G.A.S. Fellowship Award 2023

 

In July 2023, the open call for the second G.A.S. Fellowship Award was unveiled. This fully-supported opportunity welcomed emerging creative practitioners from diverse disciplines residing in the West African region. The 2023 edition specifically welcomed applications from emerging practitioners whose work is rooted in the realms of Materiality, Ecology, Food, Environment, and History in the Present.

 

The judging panel was impressed by the wealth of talent, the quality, and the diversity of artistic practices presented. After careful consideration of the 160 applications received, we are thrilled to announce the selection of three winners. Two of these talented individuals will be embarking on their residencies at G.A.S. Lagos, while the third will have the unique opportunity to research and create at our sister location, the G.A.S. Ecology Green Farm in Ijebu.

Amanda Iheme

Nigeria 

 

Amanda Iheme is an architecture photographer living and working in Lagos, Nigeria.

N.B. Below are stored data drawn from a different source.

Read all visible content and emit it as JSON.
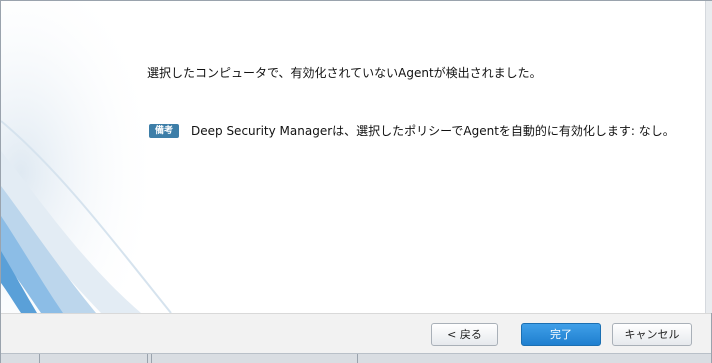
{
  "dialog": {
    "message": "選択したコンピュータで、有効化されていないAgentが検出されました。",
    "note_label": "備考",
    "note_text": "Deep Security Managerは、選択したポリシーでAgentを自動的に有効化します: なし。"
  },
  "buttons": {
    "back": "< 戻る",
    "finish": "完了",
    "cancel": "キャンセル"
  },
  "colors": {
    "note_badge": "#3d7ea8",
    "primary_button": "#2388d8",
    "decor_blue": "#7fb6e0"
  }
}
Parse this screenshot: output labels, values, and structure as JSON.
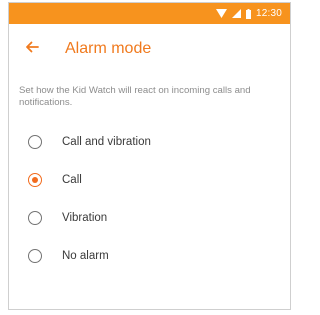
{
  "status_bar": {
    "time": "12:30",
    "background": "#f7931e",
    "icons": [
      "wifi-icon",
      "signal-icon",
      "battery-icon"
    ]
  },
  "app_bar": {
    "title": "Alarm mode",
    "back_icon": "arrow-left-icon",
    "accent": "#f07a1e"
  },
  "description": "Set how the Kid Watch will react on incoming calls and notifications.",
  "options": [
    {
      "label": "Call and vibration",
      "checked": false
    },
    {
      "label": "Call",
      "checked": true
    },
    {
      "label": "Vibration",
      "checked": false
    },
    {
      "label": "No alarm",
      "checked": false
    }
  ]
}
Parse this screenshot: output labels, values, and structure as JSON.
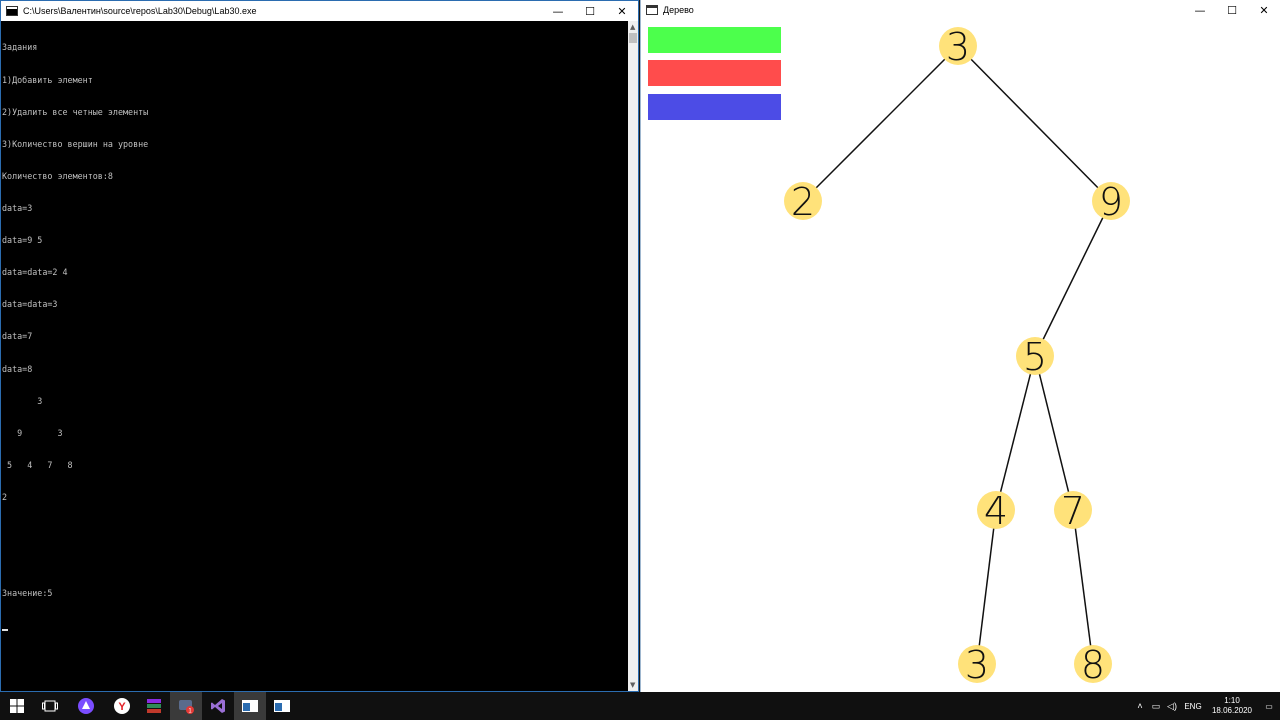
{
  "console_window": {
    "title": "C:\\Users\\Валентин\\source\\repos\\Lab30\\Debug\\Lab30.exe",
    "lines": [
      "Задания",
      "1)Добавить элемент",
      "2)Удалить все четные элементы",
      "3)Количество вершин на уровне",
      "Количество элементов:8",
      "data=3",
      "data=9 5",
      "data=data=2 4",
      "data=data=3",
      "data=7",
      "data=8",
      "       3",
      "   9       3",
      " 5   4   7   8",
      "2",
      "",
      "",
      "",
      "Значение:5"
    ]
  },
  "tree_window": {
    "title": "Дерево",
    "legend_colors": [
      "#4cff4c",
      "#ff4c4c",
      "#4c4ce6"
    ],
    "node_color": "#ffe27a",
    "nodes": [
      {
        "id": "root",
        "value": "3"
      },
      {
        "id": "left",
        "value": "2"
      },
      {
        "id": "right",
        "value": "9"
      },
      {
        "id": "right-left",
        "value": "5"
      },
      {
        "id": "rl-left",
        "value": "4"
      },
      {
        "id": "rl-right",
        "value": "7"
      },
      {
        "id": "rll-child",
        "value": "3"
      },
      {
        "id": "rlr-child",
        "value": "8"
      }
    ]
  },
  "window_controls": {
    "minimize": "—",
    "maximize": "☐",
    "close": "✕"
  },
  "taskbar": {
    "language": "ENG",
    "time": "1:10",
    "date": "18.06.2020",
    "badge_count": "1"
  }
}
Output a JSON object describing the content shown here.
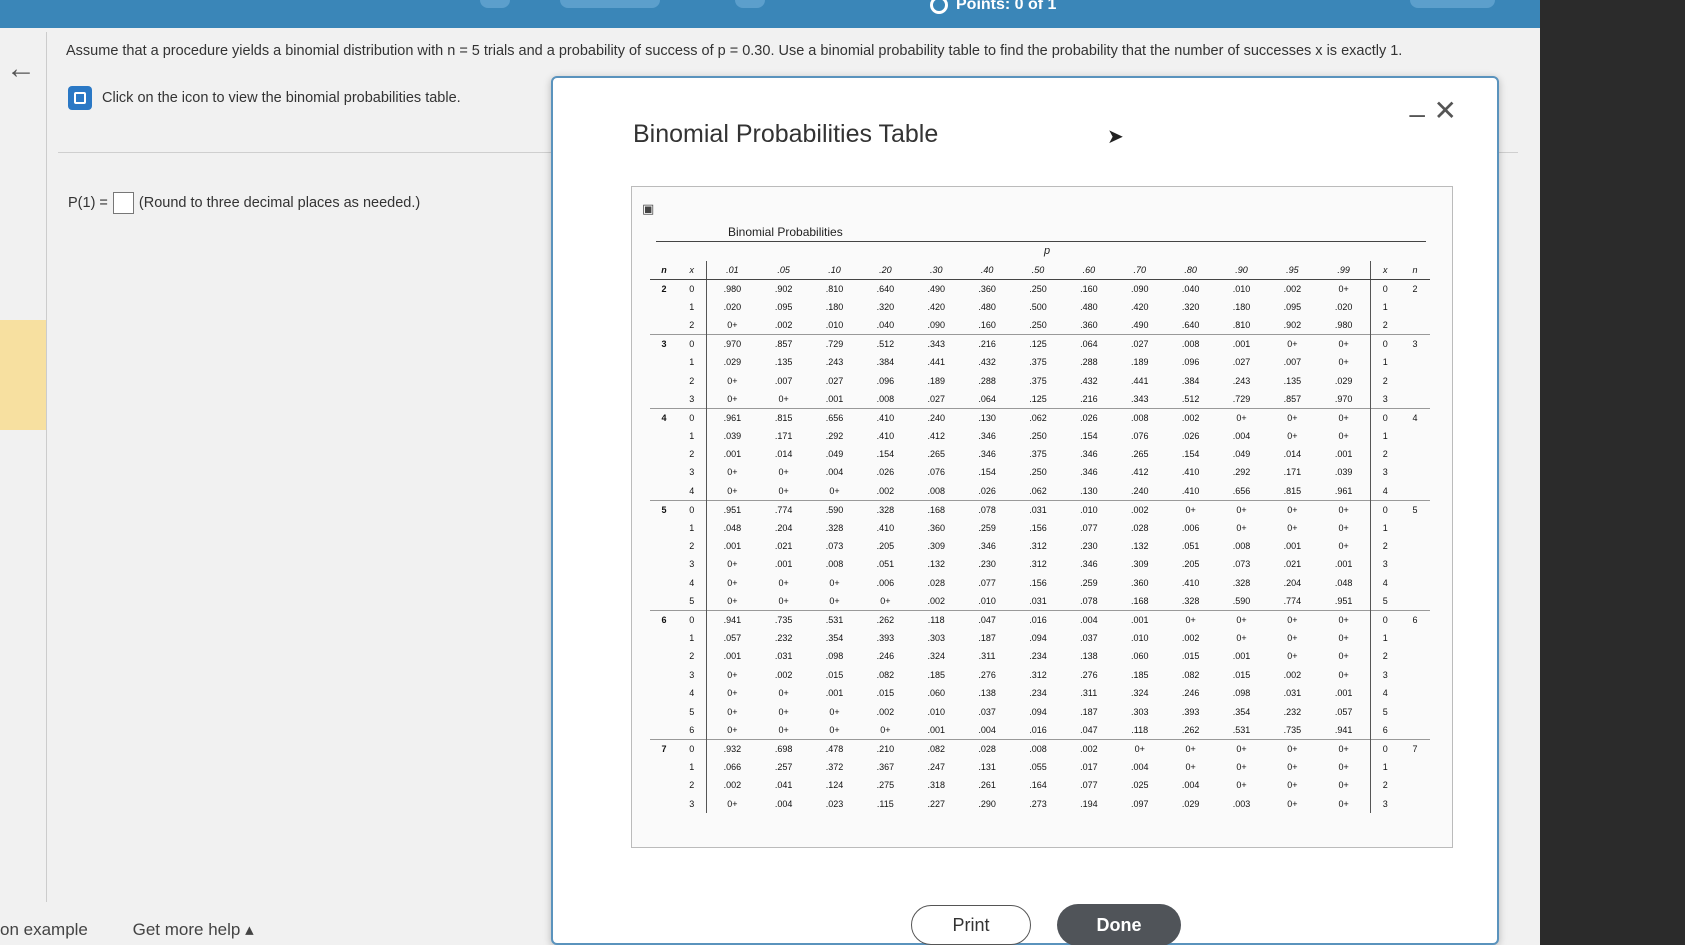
{
  "header": {
    "points": "Points: 0 of 1"
  },
  "question": {
    "text": "Assume that a procedure yields a binomial distribution with n = 5 trials and a probability of success of p = 0.30. Use a binomial probability table to find the probability that the number of successes x is exactly 1.",
    "hint": "Click on the icon to view the binomial probabilities table.",
    "answer_label": "P(1) =",
    "answer_value": "",
    "answer_note": "(Round to three decimal places as needed.)"
  },
  "footer": {
    "example_link": "on example",
    "help_link": "Get more help ▴"
  },
  "modal": {
    "title": "Binomial Probabilities Table",
    "caption": "Binomial Probabilities",
    "p_label": "p",
    "print_label": "Print",
    "done_label": "Done"
  },
  "table": {
    "headers": [
      "n",
      "x",
      ".01",
      ".05",
      ".10",
      ".20",
      ".30",
      ".40",
      ".50",
      ".60",
      ".70",
      ".80",
      ".90",
      ".95",
      ".99",
      "x",
      "n"
    ],
    "rows": [
      [
        "2",
        "0",
        ".980",
        ".902",
        ".810",
        ".640",
        ".490",
        ".360",
        ".250",
        ".160",
        ".090",
        ".040",
        ".010",
        ".002",
        "0+",
        "0",
        "2"
      ],
      [
        "",
        "1",
        ".020",
        ".095",
        ".180",
        ".320",
        ".420",
        ".480",
        ".500",
        ".480",
        ".420",
        ".320",
        ".180",
        ".095",
        ".020",
        "1",
        ""
      ],
      [
        "",
        "2",
        "0+",
        ".002",
        ".010",
        ".040",
        ".090",
        ".160",
        ".250",
        ".360",
        ".490",
        ".640",
        ".810",
        ".902",
        ".980",
        "2",
        ""
      ],
      [
        "3",
        "0",
        ".970",
        ".857",
        ".729",
        ".512",
        ".343",
        ".216",
        ".125",
        ".064",
        ".027",
        ".008",
        ".001",
        "0+",
        "0+",
        "0",
        "3"
      ],
      [
        "",
        "1",
        ".029",
        ".135",
        ".243",
        ".384",
        ".441",
        ".432",
        ".375",
        ".288",
        ".189",
        ".096",
        ".027",
        ".007",
        "0+",
        "1",
        ""
      ],
      [
        "",
        "2",
        "0+",
        ".007",
        ".027",
        ".096",
        ".189",
        ".288",
        ".375",
        ".432",
        ".441",
        ".384",
        ".243",
        ".135",
        ".029",
        "2",
        ""
      ],
      [
        "",
        "3",
        "0+",
        "0+",
        ".001",
        ".008",
        ".027",
        ".064",
        ".125",
        ".216",
        ".343",
        ".512",
        ".729",
        ".857",
        ".970",
        "3",
        ""
      ],
      [
        "4",
        "0",
        ".961",
        ".815",
        ".656",
        ".410",
        ".240",
        ".130",
        ".062",
        ".026",
        ".008",
        ".002",
        "0+",
        "0+",
        "0+",
        "0",
        "4"
      ],
      [
        "",
        "1",
        ".039",
        ".171",
        ".292",
        ".410",
        ".412",
        ".346",
        ".250",
        ".154",
        ".076",
        ".026",
        ".004",
        "0+",
        "0+",
        "1",
        ""
      ],
      [
        "",
        "2",
        ".001",
        ".014",
        ".049",
        ".154",
        ".265",
        ".346",
        ".375",
        ".346",
        ".265",
        ".154",
        ".049",
        ".014",
        ".001",
        "2",
        ""
      ],
      [
        "",
        "3",
        "0+",
        "0+",
        ".004",
        ".026",
        ".076",
        ".154",
        ".250",
        ".346",
        ".412",
        ".410",
        ".292",
        ".171",
        ".039",
        "3",
        ""
      ],
      [
        "",
        "4",
        "0+",
        "0+",
        "0+",
        ".002",
        ".008",
        ".026",
        ".062",
        ".130",
        ".240",
        ".410",
        ".656",
        ".815",
        ".961",
        "4",
        ""
      ],
      [
        "5",
        "0",
        ".951",
        ".774",
        ".590",
        ".328",
        ".168",
        ".078",
        ".031",
        ".010",
        ".002",
        "0+",
        "0+",
        "0+",
        "0+",
        "0",
        "5"
      ],
      [
        "",
        "1",
        ".048",
        ".204",
        ".328",
        ".410",
        ".360",
        ".259",
        ".156",
        ".077",
        ".028",
        ".006",
        "0+",
        "0+",
        "0+",
        "1",
        ""
      ],
      [
        "",
        "2",
        ".001",
        ".021",
        ".073",
        ".205",
        ".309",
        ".346",
        ".312",
        ".230",
        ".132",
        ".051",
        ".008",
        ".001",
        "0+",
        "2",
        ""
      ],
      [
        "",
        "3",
        "0+",
        ".001",
        ".008",
        ".051",
        ".132",
        ".230",
        ".312",
        ".346",
        ".309",
        ".205",
        ".073",
        ".021",
        ".001",
        "3",
        ""
      ],
      [
        "",
        "4",
        "0+",
        "0+",
        "0+",
        ".006",
        ".028",
        ".077",
        ".156",
        ".259",
        ".360",
        ".410",
        ".328",
        ".204",
        ".048",
        "4",
        ""
      ],
      [
        "",
        "5",
        "0+",
        "0+",
        "0+",
        "0+",
        ".002",
        ".010",
        ".031",
        ".078",
        ".168",
        ".328",
        ".590",
        ".774",
        ".951",
        "5",
        ""
      ],
      [
        "6",
        "0",
        ".941",
        ".735",
        ".531",
        ".262",
        ".118",
        ".047",
        ".016",
        ".004",
        ".001",
        "0+",
        "0+",
        "0+",
        "0+",
        "0",
        "6"
      ],
      [
        "",
        "1",
        ".057",
        ".232",
        ".354",
        ".393",
        ".303",
        ".187",
        ".094",
        ".037",
        ".010",
        ".002",
        "0+",
        "0+",
        "0+",
        "1",
        ""
      ],
      [
        "",
        "2",
        ".001",
        ".031",
        ".098",
        ".246",
        ".324",
        ".311",
        ".234",
        ".138",
        ".060",
        ".015",
        ".001",
        "0+",
        "0+",
        "2",
        ""
      ],
      [
        "",
        "3",
        "0+",
        ".002",
        ".015",
        ".082",
        ".185",
        ".276",
        ".312",
        ".276",
        ".185",
        ".082",
        ".015",
        ".002",
        "0+",
        "3",
        ""
      ],
      [
        "",
        "4",
        "0+",
        "0+",
        ".001",
        ".015",
        ".060",
        ".138",
        ".234",
        ".311",
        ".324",
        ".246",
        ".098",
        ".031",
        ".001",
        "4",
        ""
      ],
      [
        "",
        "5",
        "0+",
        "0+",
        "0+",
        ".002",
        ".010",
        ".037",
        ".094",
        ".187",
        ".303",
        ".393",
        ".354",
        ".232",
        ".057",
        "5",
        ""
      ],
      [
        "",
        "6",
        "0+",
        "0+",
        "0+",
        "0+",
        ".001",
        ".004",
        ".016",
        ".047",
        ".118",
        ".262",
        ".531",
        ".735",
        ".941",
        "6",
        ""
      ],
      [
        "7",
        "0",
        ".932",
        ".698",
        ".478",
        ".210",
        ".082",
        ".028",
        ".008",
        ".002",
        "0+",
        "0+",
        "0+",
        "0+",
        "0+",
        "0",
        "7"
      ],
      [
        "",
        "1",
        ".066",
        ".257",
        ".372",
        ".367",
        ".247",
        ".131",
        ".055",
        ".017",
        ".004",
        "0+",
        "0+",
        "0+",
        "0+",
        "1",
        ""
      ],
      [
        "",
        "2",
        ".002",
        ".041",
        ".124",
        ".275",
        ".318",
        ".261",
        ".164",
        ".077",
        ".025",
        ".004",
        "0+",
        "0+",
        "0+",
        "2",
        ""
      ],
      [
        "",
        "3",
        "0+",
        ".004",
        ".023",
        ".115",
        ".227",
        ".290",
        ".273",
        ".194",
        ".097",
        ".029",
        ".003",
        "0+",
        "0+",
        "3",
        ""
      ]
    ]
  },
  "colors": {
    "topbar": "#3a86b8",
    "modal_border": "#5a93bd",
    "done_button": "#505459",
    "hint_icon": "#2a78c5"
  }
}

Her works are focused on documenting and preserving Nigeria’s architectural heritage and the celebration of design and history, culture. Amanda will complete her residency at G.A.S. Lagos.

 

Kosisochukwu Nnebee

Nigeria

 

Kosisochukwu Nnebe is a conceptual artist whose practice draws inspiration from postcolonial and Black feminist thinkers such as Frantz Fanon, Edouard Glissant, bell hooks, Audre Lorde, Ngugi wa Thiong’o, and Sylvia Wynter. Working across installation, lens-based media and sculpture, Nnebe engages with topics that range from the politics of Black visibility, embodiment and spatiality to the use of foodways as counter-archives of colonial histories. At its core, Nnebe’s practice is interested in anti-colonial and -imperial world-building through acts of solidarity (human and otherwise), the troubling of colonial logics, and speculative (re)imaginings of otherwise pasts, presents and futures. Kosisochukwu will complete her residency at the G.A.S. Farm House.

Ojo Taiye

Nigeria


Ojo Taiye is a Nigerian eco-artivist, cultural worker, and writer who uses poetry as a tool to hide his frustration with society. His practice is collaborative and often draws from personal experience or interpretation of climate change, homelessness, migration, as well as a breadth of transversal issues ranging from racism, black identity and mental health. His poems have been published or are forthcoming in Evergreen Review, Mizna, Narrative Magazine, Mycelia, The Spectacle, Salamander, Consequence, Stinging Fly, Rattle, Cincinnati Review, Banshee, Willow Springs, Lambda Literary, Fiddlehead, Puritan, Frontier Poetry, Notre Dame Review, or Strange Horizon. He has worked on the Future(s) 2021 with Catalyst Arts and Belfast Photo Festival; 2021 Sustrans Black History Month Art Project, 2021-22 Scene Stirling COP26 Climate Commission, switch-art project 2021/22, 2022 Green Transitions Conference, Norway; 2022 – CHCI/MELLON Global Humanities Institute, South Africa; We Hear You—A Climate Archive, 2023. His debut mixed media installation was exhibited in Linz, Austria, as part of the Ars Electronica Festival, 2023. Ojo will complete his residency at G.A.S. Lagos.